Once my newsfeed told me about today being National Walking Day, the old soul yearned for the outdoors. So, after the day’s meetings were done, I swished outside. Everything was as perfect as ever. The perfectly positioned clouds, the sun’s rays just right – not too feeble nor too sharp, the flowers of spring all gloriously waving their blooms to the mild breeze, and the rain-washed Earth looking clean, welcoming and habitable.
I was walking by the waterside, and the calm strength of the waters nourished me. Ducks, geese and a pelican or two gracefully glided on the waters. I have often wondered about the sentience of our fellow beings. Do they stop to admire a sunset like some of us do? They are definitely more attuned to nature around us than we are. An unkindness of ravens (or was it a murder of crows?) were loudly cawing overhead.

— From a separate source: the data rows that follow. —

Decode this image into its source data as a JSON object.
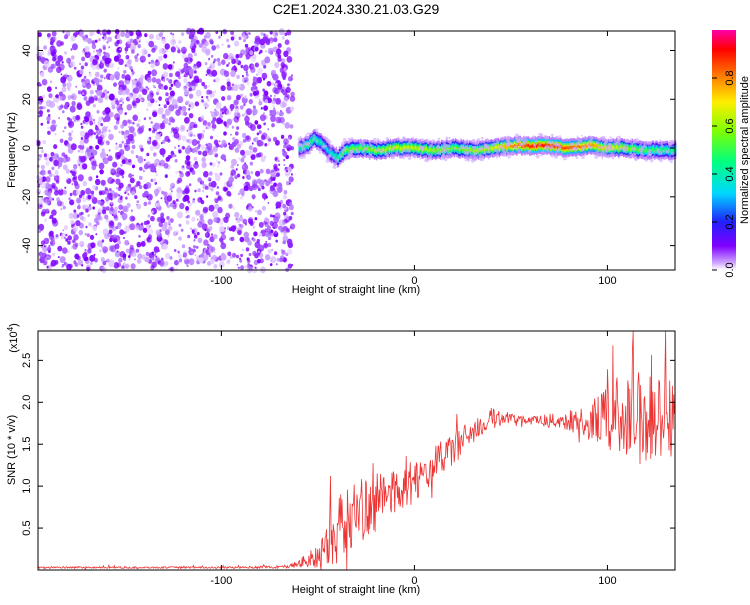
{
  "title": "C2E1.2024.330.21.03.G29",
  "colors": {
    "snr_line": "#ee3333",
    "spectrum_dots": "#7f00ff",
    "ridge_core": "#e03030"
  },
  "chart_data": [
    {
      "type": "heatmap",
      "title": "C2E1.2024.330.21.03.G29",
      "xlabel": "Height of straight line (km)",
      "ylabel": "Frequency (Hz)",
      "xlim": [
        -195,
        135
      ],
      "ylim": [
        -50,
        48
      ],
      "xticks": [
        -100,
        0,
        100
      ],
      "xtick_labels": [
        "-100",
        "0",
        "100"
      ],
      "yticks": [
        -40,
        -20,
        0,
        20,
        40
      ],
      "ytick_labels": [
        "-40",
        "-20",
        "0",
        "20",
        "40"
      ],
      "colorbar": {
        "label": "Normalized spectral amplitude",
        "range": [
          0,
          1
        ],
        "ticks": [
          0,
          0.2,
          0.4,
          0.6,
          0.8
        ],
        "tick_labels": [
          "0.0",
          "0.2",
          "0.4",
          "0.6",
          "0.8"
        ]
      },
      "noise_region_x": [
        -195,
        -62
      ],
      "ridge": {
        "x": [
          -60,
          -56,
          -52,
          -48,
          -44,
          -40,
          -36,
          -30,
          -20,
          -10,
          0,
          10,
          20,
          30,
          40,
          50,
          60,
          70,
          80,
          90,
          100,
          110,
          120,
          135
        ],
        "frequency": [
          0,
          1,
          4,
          2,
          -2,
          -4,
          -1,
          0,
          -1,
          0,
          0,
          -1,
          0,
          -1,
          0,
          1,
          1,
          1,
          0,
          1,
          0,
          0,
          -1,
          -1
        ],
        "amplitude": [
          0.4,
          0.5,
          0.45,
          0.4,
          0.35,
          0.45,
          0.55,
          0.55,
          0.6,
          0.65,
          0.65,
          0.6,
          0.55,
          0.6,
          0.65,
          0.8,
          0.9,
          0.9,
          0.85,
          0.8,
          0.7,
          0.6,
          0.5,
          0.45
        ]
      }
    },
    {
      "type": "line",
      "xlabel": "Height of straight line (km)",
      "ylabel": "SNR (10 * v/v)",
      "y_multiplier": "(x10",
      "y_multiplier_exp": "4",
      "y_multiplier_close": ")",
      "xlim": [
        -195,
        135
      ],
      "ylim": [
        0,
        2.85
      ],
      "xticks": [
        -100,
        0,
        100
      ],
      "xtick_labels": [
        "-100",
        "0",
        "100"
      ],
      "yticks": [
        0.5,
        1.0,
        1.5,
        2.0,
        2.5
      ],
      "ytick_labels": [
        "0.5",
        "1.0",
        "1.5",
        "2.0",
        "2.5"
      ],
      "series": [
        {
          "x": [
            -195,
            -160,
            -120,
            -90,
            -65,
            -50,
            -45,
            -40,
            -35,
            -30,
            -20,
            -10,
            0,
            10,
            20,
            30,
            40,
            50,
            60,
            70,
            80,
            90,
            100,
            110,
            120,
            130,
            135
          ],
          "y": [
            0.03,
            0.03,
            0.03,
            0.03,
            0.04,
            0.15,
            0.35,
            0.5,
            0.6,
            0.7,
            0.8,
            0.95,
            1.05,
            1.25,
            1.45,
            1.65,
            1.8,
            1.82,
            1.78,
            1.78,
            1.78,
            1.75,
            1.85,
            1.85,
            1.8,
            1.75,
            1.7
          ],
          "spread": [
            0.01,
            0.01,
            0.01,
            0.01,
            0.02,
            0.15,
            0.3,
            0.35,
            0.4,
            0.4,
            0.35,
            0.3,
            0.25,
            0.22,
            0.2,
            0.15,
            0.12,
            0.06,
            0.06,
            0.08,
            0.12,
            0.2,
            0.4,
            0.55,
            0.6,
            0.6,
            0.6
          ]
        }
      ]
    }
  ]
}
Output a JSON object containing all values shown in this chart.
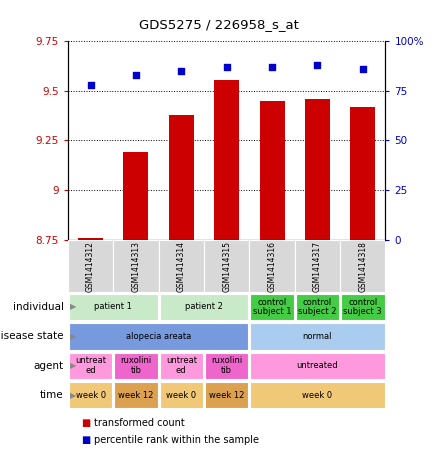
{
  "title": "GDS5275 / 226958_s_at",
  "samples": [
    "GSM1414312",
    "GSM1414313",
    "GSM1414314",
    "GSM1414315",
    "GSM1414316",
    "GSM1414317",
    "GSM1414318"
  ],
  "bar_values": [
    8.76,
    9.19,
    9.38,
    9.555,
    9.45,
    9.46,
    9.42
  ],
  "dot_values": [
    78,
    83,
    85,
    87,
    87,
    88,
    86
  ],
  "ylim_left": [
    8.75,
    9.75
  ],
  "ylim_right": [
    0,
    100
  ],
  "yticks_left": [
    8.75,
    9.0,
    9.25,
    9.5,
    9.75
  ],
  "yticks_right": [
    0,
    25,
    50,
    75,
    100
  ],
  "ytick_labels_left": [
    "8.75",
    "9",
    "9.25",
    "9.5",
    "9.75"
  ],
  "ytick_labels_right": [
    "0",
    "25",
    "50",
    "75",
    "100%"
  ],
  "bar_color": "#cc0000",
  "dot_color": "#0000cc",
  "annotation_rows": [
    {
      "label": "individual",
      "cells": [
        {
          "text": "patient 1",
          "span": 2,
          "color": "#c8eac8"
        },
        {
          "text": "patient 2",
          "span": 2,
          "color": "#c8eac8"
        },
        {
          "text": "control\nsubject 1",
          "span": 1,
          "color": "#44cc44"
        },
        {
          "text": "control\nsubject 2",
          "span": 1,
          "color": "#44cc44"
        },
        {
          "text": "control\nsubject 3",
          "span": 1,
          "color": "#44cc44"
        }
      ]
    },
    {
      "label": "disease state",
      "cells": [
        {
          "text": "alopecia areata",
          "span": 4,
          "color": "#7799dd"
        },
        {
          "text": "normal",
          "span": 3,
          "color": "#aaccee"
        }
      ]
    },
    {
      "label": "agent",
      "cells": [
        {
          "text": "untreat\ned",
          "span": 1,
          "color": "#ff99dd"
        },
        {
          "text": "ruxolini\ntib",
          "span": 1,
          "color": "#ee66cc"
        },
        {
          "text": "untreat\ned",
          "span": 1,
          "color": "#ff99dd"
        },
        {
          "text": "ruxolini\ntib",
          "span": 1,
          "color": "#ee66cc"
        },
        {
          "text": "untreated",
          "span": 3,
          "color": "#ff99dd"
        }
      ]
    },
    {
      "label": "time",
      "cells": [
        {
          "text": "week 0",
          "span": 1,
          "color": "#f0c878"
        },
        {
          "text": "week 12",
          "span": 1,
          "color": "#dba050"
        },
        {
          "text": "week 0",
          "span": 1,
          "color": "#f0c878"
        },
        {
          "text": "week 12",
          "span": 1,
          "color": "#dba050"
        },
        {
          "text": "week 0",
          "span": 3,
          "color": "#f0c878"
        }
      ]
    }
  ],
  "legend_items": [
    {
      "label": "transformed count",
      "color": "#cc0000"
    },
    {
      "label": "percentile rank within the sample",
      "color": "#0000cc"
    }
  ]
}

Shinrin Yoku or Forest Bathing
The Japanese have a practice built around spending time outdoors – specifically longer periods amidst trees and forests – it is called Shinrin Roku – or Forest Bathing. What a marvelous concept?
“Look deep into nature and you will understand everything better!” – Albert Einstein
Happy Walking Day to all of you. Please step outside and enjoy the beautiful Earth even if only for a few minutes today.